The Second Amendment increases the amount of revolving loan commitments available to the Swiss Borrower under the Credit Agreement by $50,500,000 (the “Incremental Revolving Commitment”) to an aggregate amount of $474,750,000. The Incremental Revolving Commitment has the same terms and is generally subject to the same conditions applicable to the existing revolving facility under the Credit Agreement, except for fees paid in connection with the arrangement of the increased amount.
Additionally, the Second Amendment removes the requirement that restricted payments made in cash for the benefit of holders of the Company’s Series A cumulative convertible preferred stock on or before December 31, 2022 be made on a ratable basis to the holders of the Company’s common stock, and makes additional clarifying amendments to certain restricted payment covenants.
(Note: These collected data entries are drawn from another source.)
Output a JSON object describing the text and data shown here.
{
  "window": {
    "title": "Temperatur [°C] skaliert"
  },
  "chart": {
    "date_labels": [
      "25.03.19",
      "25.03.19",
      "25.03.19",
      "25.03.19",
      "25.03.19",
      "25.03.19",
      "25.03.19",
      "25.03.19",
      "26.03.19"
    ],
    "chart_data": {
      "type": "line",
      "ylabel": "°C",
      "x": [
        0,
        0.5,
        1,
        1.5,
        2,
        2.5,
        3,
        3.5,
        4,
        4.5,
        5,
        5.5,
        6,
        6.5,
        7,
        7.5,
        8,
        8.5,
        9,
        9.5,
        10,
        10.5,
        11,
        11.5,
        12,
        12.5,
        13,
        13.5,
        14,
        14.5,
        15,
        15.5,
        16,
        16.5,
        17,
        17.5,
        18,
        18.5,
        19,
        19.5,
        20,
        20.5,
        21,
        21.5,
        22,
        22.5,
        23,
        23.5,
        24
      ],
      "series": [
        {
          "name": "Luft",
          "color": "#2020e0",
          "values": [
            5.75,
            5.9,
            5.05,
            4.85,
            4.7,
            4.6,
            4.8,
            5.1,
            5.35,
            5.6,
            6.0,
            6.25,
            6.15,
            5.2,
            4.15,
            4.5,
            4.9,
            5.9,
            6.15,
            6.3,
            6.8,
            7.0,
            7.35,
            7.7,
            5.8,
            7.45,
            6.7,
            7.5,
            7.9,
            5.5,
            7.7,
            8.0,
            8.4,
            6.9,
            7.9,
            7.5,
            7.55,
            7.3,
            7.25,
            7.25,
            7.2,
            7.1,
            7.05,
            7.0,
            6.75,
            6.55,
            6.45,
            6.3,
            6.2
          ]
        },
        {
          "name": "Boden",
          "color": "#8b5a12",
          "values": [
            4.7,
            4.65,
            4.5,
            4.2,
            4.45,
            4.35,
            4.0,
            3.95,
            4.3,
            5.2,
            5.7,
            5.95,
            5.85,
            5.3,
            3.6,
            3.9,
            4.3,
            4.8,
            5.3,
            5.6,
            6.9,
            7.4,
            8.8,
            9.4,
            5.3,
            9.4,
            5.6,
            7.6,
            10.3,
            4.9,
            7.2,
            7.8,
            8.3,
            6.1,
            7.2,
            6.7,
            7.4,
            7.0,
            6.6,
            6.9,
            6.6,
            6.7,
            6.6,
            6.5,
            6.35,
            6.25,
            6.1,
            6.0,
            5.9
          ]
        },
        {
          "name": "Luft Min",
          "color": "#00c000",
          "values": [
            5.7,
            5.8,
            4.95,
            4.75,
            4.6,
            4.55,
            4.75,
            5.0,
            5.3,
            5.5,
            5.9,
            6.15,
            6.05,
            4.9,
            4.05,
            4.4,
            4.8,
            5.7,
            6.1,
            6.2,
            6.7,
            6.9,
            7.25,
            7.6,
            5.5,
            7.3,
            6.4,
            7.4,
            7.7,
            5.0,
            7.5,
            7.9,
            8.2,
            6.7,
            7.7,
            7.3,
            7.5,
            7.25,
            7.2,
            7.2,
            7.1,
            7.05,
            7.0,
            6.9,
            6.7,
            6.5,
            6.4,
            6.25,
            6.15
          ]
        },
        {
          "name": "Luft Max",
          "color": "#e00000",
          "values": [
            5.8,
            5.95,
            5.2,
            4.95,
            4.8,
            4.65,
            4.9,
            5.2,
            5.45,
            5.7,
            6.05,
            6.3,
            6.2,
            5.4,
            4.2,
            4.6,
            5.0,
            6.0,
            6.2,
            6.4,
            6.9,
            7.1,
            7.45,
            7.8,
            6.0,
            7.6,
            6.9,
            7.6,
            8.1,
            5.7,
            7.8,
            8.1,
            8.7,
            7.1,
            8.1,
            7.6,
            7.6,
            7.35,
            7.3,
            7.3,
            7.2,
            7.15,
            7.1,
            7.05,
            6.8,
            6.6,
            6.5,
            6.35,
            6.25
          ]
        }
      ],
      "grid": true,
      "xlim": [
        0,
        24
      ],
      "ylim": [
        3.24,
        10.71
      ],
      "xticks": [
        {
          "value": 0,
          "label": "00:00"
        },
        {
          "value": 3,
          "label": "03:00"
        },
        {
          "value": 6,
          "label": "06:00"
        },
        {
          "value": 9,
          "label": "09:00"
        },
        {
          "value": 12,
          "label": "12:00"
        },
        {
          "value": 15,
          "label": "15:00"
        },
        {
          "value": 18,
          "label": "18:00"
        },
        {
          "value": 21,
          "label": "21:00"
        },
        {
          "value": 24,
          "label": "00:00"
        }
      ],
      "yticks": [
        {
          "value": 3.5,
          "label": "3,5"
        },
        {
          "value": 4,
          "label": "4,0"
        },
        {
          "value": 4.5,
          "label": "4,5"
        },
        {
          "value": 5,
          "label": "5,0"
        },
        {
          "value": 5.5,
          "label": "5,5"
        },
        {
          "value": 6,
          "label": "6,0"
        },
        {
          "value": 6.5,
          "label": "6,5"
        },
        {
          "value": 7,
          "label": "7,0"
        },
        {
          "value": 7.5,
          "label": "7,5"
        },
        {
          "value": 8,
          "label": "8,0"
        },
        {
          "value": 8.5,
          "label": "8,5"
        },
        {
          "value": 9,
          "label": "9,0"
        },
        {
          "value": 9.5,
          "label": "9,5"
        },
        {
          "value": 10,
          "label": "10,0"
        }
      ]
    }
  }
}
The above description of the terms of the Second Amendment and the Amended Credit Agreement is qualified in its entirety by reference to the full text of the Amended Credit Agreement, a copy of which will be filed as an exhibit to the Company’s quarterly report on Form 10-Q for the fiscal quarter ending March 31, 2022.
|Item 2.03||Creation of a Direct Financial Obligation or an Obligation under an Off-Balance Sheet Arrangement.|
The information in Item 1.01 is incorporated by reference into this Item 2.03.
Pursuant to the requirements of the Securities Exchange Act of 1934, as amended, the registrant has duly caused this report to be signed on its behalf by the undersigned hereunto duly authorized.